A changed relationship

  • Subtitle: Fifth annual InHouse/ACC roundtable
Written by  Andi Balla Issue Date: August 2010
As Canada looks to be one of the first countries in the developed world to see an end to the recession, and businesses start to breathe a little easier, some changes implemented during the recession to make things more efficient are here to stay, say participants at the Canadian Lawyer InHouse/Association of Corporate Counsel roundtable.

Sponsored by Osler Hoskin & Harcourt LLP, and moderated by Canadian Lawyer editorial director Gail Cohen, the fifth annual roundtable was held in May. This year’s roundtable dealt with some of the most important topics affecting in-house counsel and their relationship with law firms — project management, value billing, technology, and risk management.

 

Roundtable participants:
• David V. Pathe, senior vice president, general counsel, and corporate secretary, Sherritt

  International Corp.
• Daniel Desjardins, senior vice president and general counsel, Bombardier Inc.
• Joseph Agostino, general counsel, Hydro One Inc.
• Simon A. Fish, executive vice president and general counsel, BMO Financial Group
• Anne Fitzgerald, senior vice president, general counsel, and corporate secretary, Cineplex

  Entertainment LP
• Barbara Silverberg, head of Dell Canada Legal, Dell Canada Inc.
• Fred Krebs, president, Association of Corporate Counsel


INHOUSE: What does project management mean to you, and is it part of your legal department? What sort of matters lend themselves best to project management?  

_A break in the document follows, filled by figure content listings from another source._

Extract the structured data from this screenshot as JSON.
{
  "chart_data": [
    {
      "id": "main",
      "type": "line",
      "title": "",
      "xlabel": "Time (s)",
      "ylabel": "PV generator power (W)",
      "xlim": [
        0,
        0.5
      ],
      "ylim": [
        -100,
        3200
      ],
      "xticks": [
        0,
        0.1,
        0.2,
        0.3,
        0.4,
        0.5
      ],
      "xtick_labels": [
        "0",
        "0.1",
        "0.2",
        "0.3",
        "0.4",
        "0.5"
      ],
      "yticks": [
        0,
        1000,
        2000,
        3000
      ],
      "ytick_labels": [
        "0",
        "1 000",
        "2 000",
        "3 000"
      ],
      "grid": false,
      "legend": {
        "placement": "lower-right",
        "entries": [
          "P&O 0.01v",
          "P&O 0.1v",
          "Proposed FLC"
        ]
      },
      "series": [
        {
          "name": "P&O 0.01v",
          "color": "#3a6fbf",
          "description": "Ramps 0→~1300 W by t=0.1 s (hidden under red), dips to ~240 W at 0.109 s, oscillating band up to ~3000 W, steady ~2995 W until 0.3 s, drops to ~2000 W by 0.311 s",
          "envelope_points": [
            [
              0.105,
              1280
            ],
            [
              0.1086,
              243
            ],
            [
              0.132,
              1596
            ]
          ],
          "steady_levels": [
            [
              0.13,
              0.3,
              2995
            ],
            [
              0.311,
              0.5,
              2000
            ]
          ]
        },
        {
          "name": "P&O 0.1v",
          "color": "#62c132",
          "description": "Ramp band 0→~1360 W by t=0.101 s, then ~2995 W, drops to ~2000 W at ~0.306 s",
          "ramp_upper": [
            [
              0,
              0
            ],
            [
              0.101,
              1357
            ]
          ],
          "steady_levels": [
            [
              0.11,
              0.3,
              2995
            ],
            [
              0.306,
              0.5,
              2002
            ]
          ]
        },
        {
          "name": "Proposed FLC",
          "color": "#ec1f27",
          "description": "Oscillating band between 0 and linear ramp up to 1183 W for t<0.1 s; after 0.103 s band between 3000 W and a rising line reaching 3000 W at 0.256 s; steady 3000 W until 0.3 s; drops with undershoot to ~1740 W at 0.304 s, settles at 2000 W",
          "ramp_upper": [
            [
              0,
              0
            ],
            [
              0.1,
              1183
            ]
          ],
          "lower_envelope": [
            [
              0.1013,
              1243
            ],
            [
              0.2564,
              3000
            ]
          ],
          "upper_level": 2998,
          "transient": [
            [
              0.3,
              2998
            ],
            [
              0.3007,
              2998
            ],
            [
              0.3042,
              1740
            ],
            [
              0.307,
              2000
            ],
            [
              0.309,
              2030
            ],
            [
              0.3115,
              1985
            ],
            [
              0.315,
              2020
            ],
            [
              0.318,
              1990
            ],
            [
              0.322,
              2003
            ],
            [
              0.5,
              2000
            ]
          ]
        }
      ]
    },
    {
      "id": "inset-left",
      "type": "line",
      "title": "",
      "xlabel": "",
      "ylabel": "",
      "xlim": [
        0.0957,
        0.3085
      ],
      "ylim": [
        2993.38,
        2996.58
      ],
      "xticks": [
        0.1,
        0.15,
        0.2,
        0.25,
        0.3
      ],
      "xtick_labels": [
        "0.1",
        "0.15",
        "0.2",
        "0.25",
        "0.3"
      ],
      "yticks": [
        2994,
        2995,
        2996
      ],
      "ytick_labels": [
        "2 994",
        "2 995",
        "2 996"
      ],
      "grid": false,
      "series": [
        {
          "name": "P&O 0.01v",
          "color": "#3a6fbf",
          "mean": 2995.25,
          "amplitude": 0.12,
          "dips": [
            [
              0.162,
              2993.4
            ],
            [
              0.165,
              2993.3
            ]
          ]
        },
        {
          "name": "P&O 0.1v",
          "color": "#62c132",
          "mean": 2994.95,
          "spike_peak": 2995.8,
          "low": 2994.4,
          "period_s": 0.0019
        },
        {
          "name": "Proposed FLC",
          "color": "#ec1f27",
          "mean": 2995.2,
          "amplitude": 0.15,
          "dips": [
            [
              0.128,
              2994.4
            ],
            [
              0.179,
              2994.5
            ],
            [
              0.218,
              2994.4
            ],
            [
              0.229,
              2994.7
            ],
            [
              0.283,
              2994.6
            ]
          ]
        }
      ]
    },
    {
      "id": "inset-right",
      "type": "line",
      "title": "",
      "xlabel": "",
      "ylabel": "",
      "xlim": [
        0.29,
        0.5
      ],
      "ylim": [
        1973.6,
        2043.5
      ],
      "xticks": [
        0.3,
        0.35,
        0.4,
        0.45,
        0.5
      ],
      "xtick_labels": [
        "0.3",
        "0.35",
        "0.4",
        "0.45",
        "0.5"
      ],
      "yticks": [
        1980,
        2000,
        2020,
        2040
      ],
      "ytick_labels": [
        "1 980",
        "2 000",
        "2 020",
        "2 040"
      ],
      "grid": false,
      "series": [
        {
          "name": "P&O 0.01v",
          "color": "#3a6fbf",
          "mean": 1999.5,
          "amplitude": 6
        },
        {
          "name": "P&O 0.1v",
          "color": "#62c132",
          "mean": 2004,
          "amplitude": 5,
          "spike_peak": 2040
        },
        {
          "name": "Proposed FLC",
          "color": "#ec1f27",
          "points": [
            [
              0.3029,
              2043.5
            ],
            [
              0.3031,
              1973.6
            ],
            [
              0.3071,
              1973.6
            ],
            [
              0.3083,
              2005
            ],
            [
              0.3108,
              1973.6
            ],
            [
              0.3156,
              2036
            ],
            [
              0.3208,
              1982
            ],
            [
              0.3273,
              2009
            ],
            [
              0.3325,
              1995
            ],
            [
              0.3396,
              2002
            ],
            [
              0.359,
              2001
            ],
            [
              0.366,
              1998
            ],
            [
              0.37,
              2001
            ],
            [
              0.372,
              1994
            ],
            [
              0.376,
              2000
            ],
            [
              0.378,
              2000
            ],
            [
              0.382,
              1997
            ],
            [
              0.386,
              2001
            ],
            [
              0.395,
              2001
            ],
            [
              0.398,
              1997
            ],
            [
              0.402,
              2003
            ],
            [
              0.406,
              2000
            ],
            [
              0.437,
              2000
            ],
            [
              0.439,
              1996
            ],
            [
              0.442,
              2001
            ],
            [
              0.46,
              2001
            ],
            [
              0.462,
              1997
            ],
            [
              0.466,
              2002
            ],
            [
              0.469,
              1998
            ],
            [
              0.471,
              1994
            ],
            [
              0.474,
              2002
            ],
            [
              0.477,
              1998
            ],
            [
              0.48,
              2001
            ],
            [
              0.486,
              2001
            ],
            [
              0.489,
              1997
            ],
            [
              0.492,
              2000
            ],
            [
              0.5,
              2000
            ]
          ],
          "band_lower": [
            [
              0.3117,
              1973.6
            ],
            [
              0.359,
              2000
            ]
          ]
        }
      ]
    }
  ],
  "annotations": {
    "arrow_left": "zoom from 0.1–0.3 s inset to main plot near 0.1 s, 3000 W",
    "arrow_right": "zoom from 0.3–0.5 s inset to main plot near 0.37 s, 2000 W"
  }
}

JOSEPH AGOSTINO: Project management within our legal department has two focuses: one internal for the company and one external with our external service providers. . . . So I like to have a lawyer involved from Day 1 as part of a team. And we are very oriented in project management within the team. It is an engineering company, because we deliver electricity, so we have a project management system for everything. . . . Some of our programs are new initiatives that are out there, so I like to have the lawyers be part of that team to see how it works and to contribute. It  helps them do all the things that are appropriate for the legal perspective. The other part of project management is to co-ordinate working with our external legal service providers. . . .  That includes [finding] what we can do in-house to save ourselves some money. 


DANIEL DESJARDINS: What we do is large project management. Large dealings are complex, and you want to be efficient, and you want to control costs. If you don’t have strong project management, it’s easy to lose track and go into the details and ultimately not be efficient . . . ultimately not see the big picture. . . . I do quarterly phone calls and a contact meeting once a year. We have a discussion with respect to the quarterly result so everybody sees the big picture. 


ANNE FITZGERALD: Lawyers are innately project managers. We’re list people, we’re task people. . . . So as an example, Cineplex is currently going through the transition from 35mm to digital projection, which is a tremendous technology change within our company, and it’s happening internationally. . . . There’s an extraordinary amount of work that goes into that. A lot of which is legal work, and a lot of which is business work. But we do have a task list and identify what departments are responsible for what and who has signing authority on what. You’re just making sure that you’re not missing any steps along the way and that all of the teams are speaking with each other. Ultimately our key competency is going to be: Are we getting results? Are we results-oriented? Are we efficient? I think that the project-management tools we use . . . whether it’s closing checklists or whatever help us really quantify that. 


FRED KREBS: One of the challenges again that we’ve noted is . . . people get comfortable doing what they do, and they don’t like to get out of it. . . . [P]roject management, or the Six Sigma type of analysis, forces people to think about that and maybe pushes them out of a comfort zone. . . . [T]here are a couple of things. One is avoiding the silos. Two is addressing a process and trying to avoid repetition. . . . Both firms and companies are trying to access value . . . one of the most important things they can do is just consider [how they do things now, and whether they are doing them the right way.] . . . And project management seems to me to be very much a part of that. 


DAVID PATHE: We spend a lot of time to have one person who’s designated as the guy who is going to run [the project management process] and it tends to fall on the legal group to be making sure that the right people in the business unit, wherever they happen to be located, are getting input at the right times and co-ordinating and pulling things together. It’s very important that there is one coherent understanding in the company of where we are in the process of whatever it is we’re trying to achieve. 


SIMON FISH: Project management is an effective tool for implementing projects and getting work done where you’re response-constrained either in terms of time or the number of people or costs. So it’s not only the obvious examples of volume or perhaps your litigation or discovery processes, but we use it in particular in relation to implementation of these huge trans programs that we’re constantly having to adopt. [As] new pieces of legislation come out, we have to go through a process of analysis, application, monitoring, and reporting, so putting in place the various tools and processes and policies to get things done is important.